- Accueil
- Lutte ouvrière n°1811
- Revers de la médaille du « tout sécuritaire » : Les prisons affichent « complet »
Leur société
Revers de la médaille du « tout sécuritaire » : Les prisons affichent « complet »
Avec Sarkozy aux commandes du ministère de l'Intérieur, on allait voir ce qu'on allait voir. L'insécurité allait être terrassée, le grand banditisme vaincu, le laxisme supposé de ses prédécesseurs enterré. Dans les premiers temps du gouvernement Raffarin, il ne se passait pas un jour sans que le ministre de l'Intérieur aille s'afficher dans les commissariats de France et de Navarre. Que n'avait-il aussi visité les prisons? Lundi 14 avril, le parrain du Var et deux autres truands du milieu varois et marseillais se sont fait la belle de la maison d'arrêt de Luynes, près d'Aix-en-Provence, en s'évadant à l'aide d'un hélicoptère. Après Fresnes et Borgo, c'est la troisième évasion spectaculaire... et un pied-de-nez à l'ambitieux Sarkozy.
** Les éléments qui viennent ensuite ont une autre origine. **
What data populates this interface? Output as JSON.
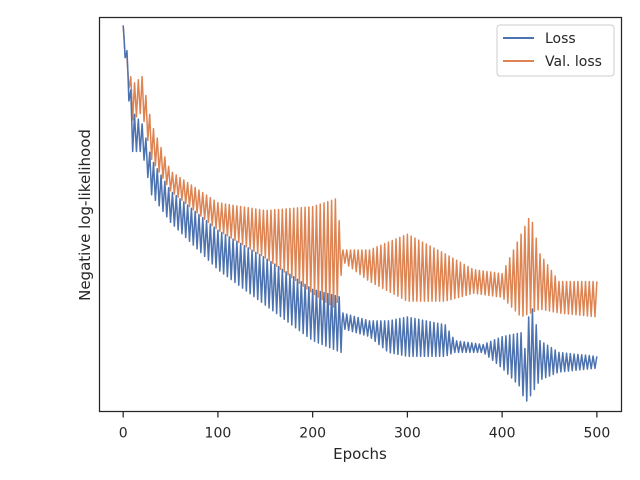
{
  "chart_data": {
    "type": "line",
    "title": "",
    "xlabel": "Epochs",
    "ylabel": "Negative log-likelihood",
    "xlim": [
      -25,
      526
    ],
    "ylim": [
      0.0,
      1.0
    ],
    "y_ticks_visible": false,
    "x_ticks": [
      0,
      100,
      200,
      300,
      400,
      500
    ],
    "x_tick_labels": [
      "0",
      "100",
      "200",
      "300",
      "400",
      "500"
    ],
    "grid": false,
    "legend_position": "top-right",
    "series": [
      {
        "name": "Loss",
        "color": "#4c72b0",
        "envelope": [
          {
            "x": 0,
            "lo": 0.95,
            "hi": 0.98
          },
          {
            "x": 5,
            "lo": 0.82,
            "hi": 0.9
          },
          {
            "x": 10,
            "lo": 0.66,
            "hi": 0.76
          },
          {
            "x": 20,
            "lo": 0.66,
            "hi": 0.73
          },
          {
            "x": 30,
            "lo": 0.55,
            "hi": 0.64
          },
          {
            "x": 50,
            "lo": 0.48,
            "hi": 0.56
          },
          {
            "x": 100,
            "lo": 0.36,
            "hi": 0.46
          },
          {
            "x": 150,
            "lo": 0.27,
            "hi": 0.39
          },
          {
            "x": 200,
            "lo": 0.18,
            "hi": 0.31
          },
          {
            "x": 230,
            "lo": 0.15,
            "hi": 0.29
          },
          {
            "x": 232,
            "lo": 0.21,
            "hi": 0.25
          },
          {
            "x": 260,
            "lo": 0.19,
            "hi": 0.23
          },
          {
            "x": 280,
            "lo": 0.15,
            "hi": 0.23
          },
          {
            "x": 300,
            "lo": 0.14,
            "hi": 0.24
          },
          {
            "x": 340,
            "lo": 0.14,
            "hi": 0.22
          },
          {
            "x": 350,
            "lo": 0.15,
            "hi": 0.18
          },
          {
            "x": 380,
            "lo": 0.15,
            "hi": 0.17
          },
          {
            "x": 400,
            "lo": 0.11,
            "hi": 0.19
          },
          {
            "x": 420,
            "lo": 0.06,
            "hi": 0.2
          },
          {
            "x": 424,
            "lo": 0.02,
            "hi": 0.16
          },
          {
            "x": 430,
            "lo": 0.04,
            "hi": 0.28
          },
          {
            "x": 440,
            "lo": 0.08,
            "hi": 0.18
          },
          {
            "x": 460,
            "lo": 0.1,
            "hi": 0.15
          },
          {
            "x": 500,
            "lo": 0.11,
            "hi": 0.14
          }
        ]
      },
      {
        "name": "Val. loss",
        "color": "#dd8452",
        "envelope": [
          {
            "x": 0,
            "lo": 0.95,
            "hi": 0.98
          },
          {
            "x": 5,
            "lo": 0.84,
            "hi": 0.88
          },
          {
            "x": 10,
            "lo": 0.74,
            "hi": 0.83
          },
          {
            "x": 20,
            "lo": 0.76,
            "hi": 0.85
          },
          {
            "x": 30,
            "lo": 0.64,
            "hi": 0.73
          },
          {
            "x": 50,
            "lo": 0.56,
            "hi": 0.61
          },
          {
            "x": 100,
            "lo": 0.46,
            "hi": 0.53
          },
          {
            "x": 150,
            "lo": 0.39,
            "hi": 0.51
          },
          {
            "x": 200,
            "lo": 0.3,
            "hi": 0.52
          },
          {
            "x": 225,
            "lo": 0.26,
            "hi": 0.54
          },
          {
            "x": 232,
            "lo": 0.38,
            "hi": 0.41
          },
          {
            "x": 260,
            "lo": 0.33,
            "hi": 0.41
          },
          {
            "x": 300,
            "lo": 0.28,
            "hi": 0.45
          },
          {
            "x": 340,
            "lo": 0.28,
            "hi": 0.4
          },
          {
            "x": 370,
            "lo": 0.3,
            "hi": 0.36
          },
          {
            "x": 400,
            "lo": 0.29,
            "hi": 0.35
          },
          {
            "x": 420,
            "lo": 0.24,
            "hi": 0.45
          },
          {
            "x": 430,
            "lo": 0.25,
            "hi": 0.5
          },
          {
            "x": 440,
            "lo": 0.26,
            "hi": 0.4
          },
          {
            "x": 460,
            "lo": 0.25,
            "hi": 0.33
          },
          {
            "x": 500,
            "lo": 0.24,
            "hi": 0.33
          }
        ]
      }
    ]
  }
}
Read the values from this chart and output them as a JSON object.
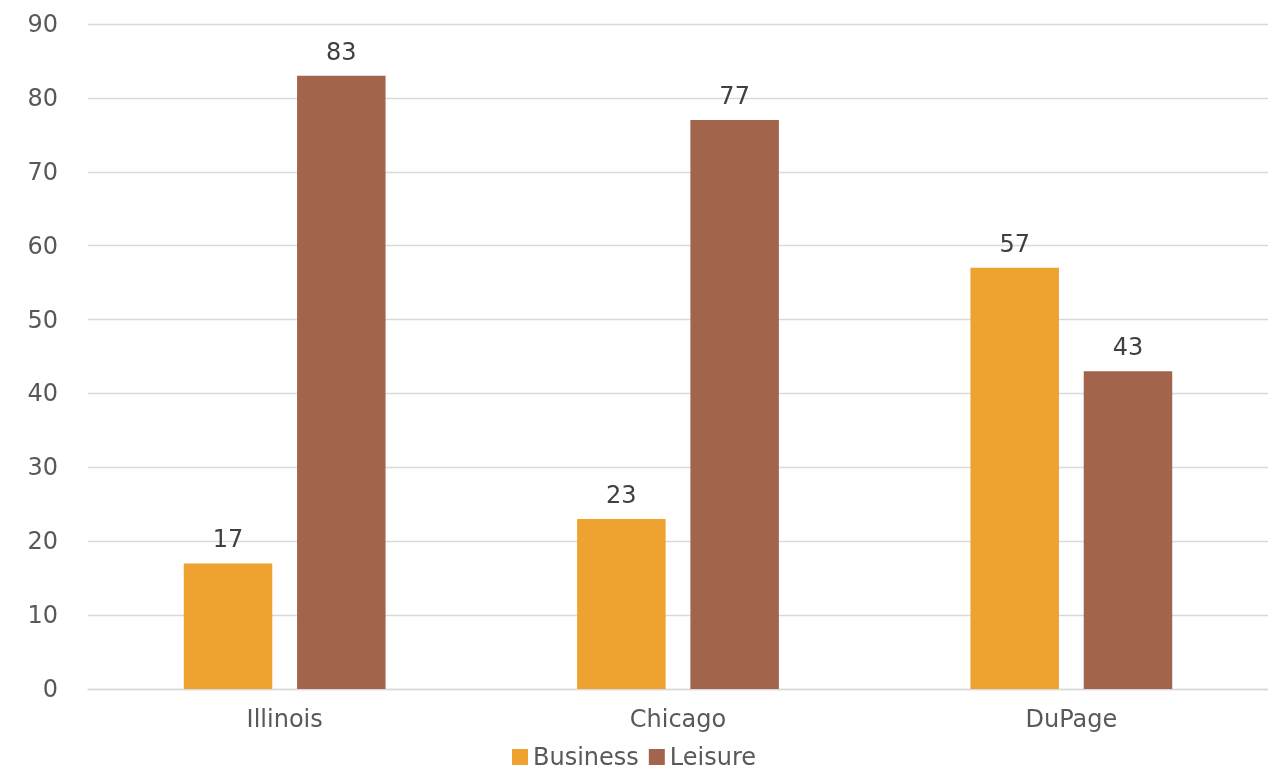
{
  "chart_data": {
    "type": "bar",
    "categories": [
      "Illinois",
      "Chicago",
      "DuPage"
    ],
    "series": [
      {
        "name": "Business",
        "color": "#eea22f",
        "values": [
          17,
          23,
          57
        ]
      },
      {
        "name": "Leisure",
        "color": "#a3644c",
        "values": [
          83,
          77,
          43
        ]
      }
    ],
    "ylim": [
      0,
      90
    ],
    "yticks": [
      0,
      10,
      20,
      30,
      40,
      50,
      60,
      70,
      80,
      90
    ],
    "grid": "y",
    "legend": "bottom",
    "data_labels": true
  }
}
Que les détenus aient envie de jouer la fille de l'air, on peut les comprendre en lisant un rapport récent qui fait l'inventaire de la situation des 185 prisons françaises. Avec presque 60000 détenus, c'est le chiffre le plus élevé depuis qu'existent des statistiques pénitentiaires (1852), si on met de côté la situation particulière d'après 1945, une époque où l'on dépassait ce chiffre mais où un tiers des détenus étaient des collaborateurs réels ou supposés des nazis.
La croissance récente de l'emprisonnement remonte à l'automne 2001, quand les policiers ont manifesté contre le «laxisme» supposé des juges qui venaient de relâcher un truand multirécidiviste. Le thème a ensuite fait recette au point de faire passer au second plan celui des licenciements pendant la campagne électorale présidentielle.
Entre 1996 et 2001, la population pénitentiaire avait plutôt tendance à diminuer. En dix-huit mois, elle vient d'augmenter de 25%. Dans les prisons, on compte un trop-plein de 11000 détenus et un taux moyen d'occupation de 121,7%, qui masque en réalité les disparités existant entre les différents établissements: la densité est de 200% dans 18 prisons et de 150% dans 44 autres. Le record semble être atteint à Béziers avec 260%, où 127 détenus se partagent 48 cellules.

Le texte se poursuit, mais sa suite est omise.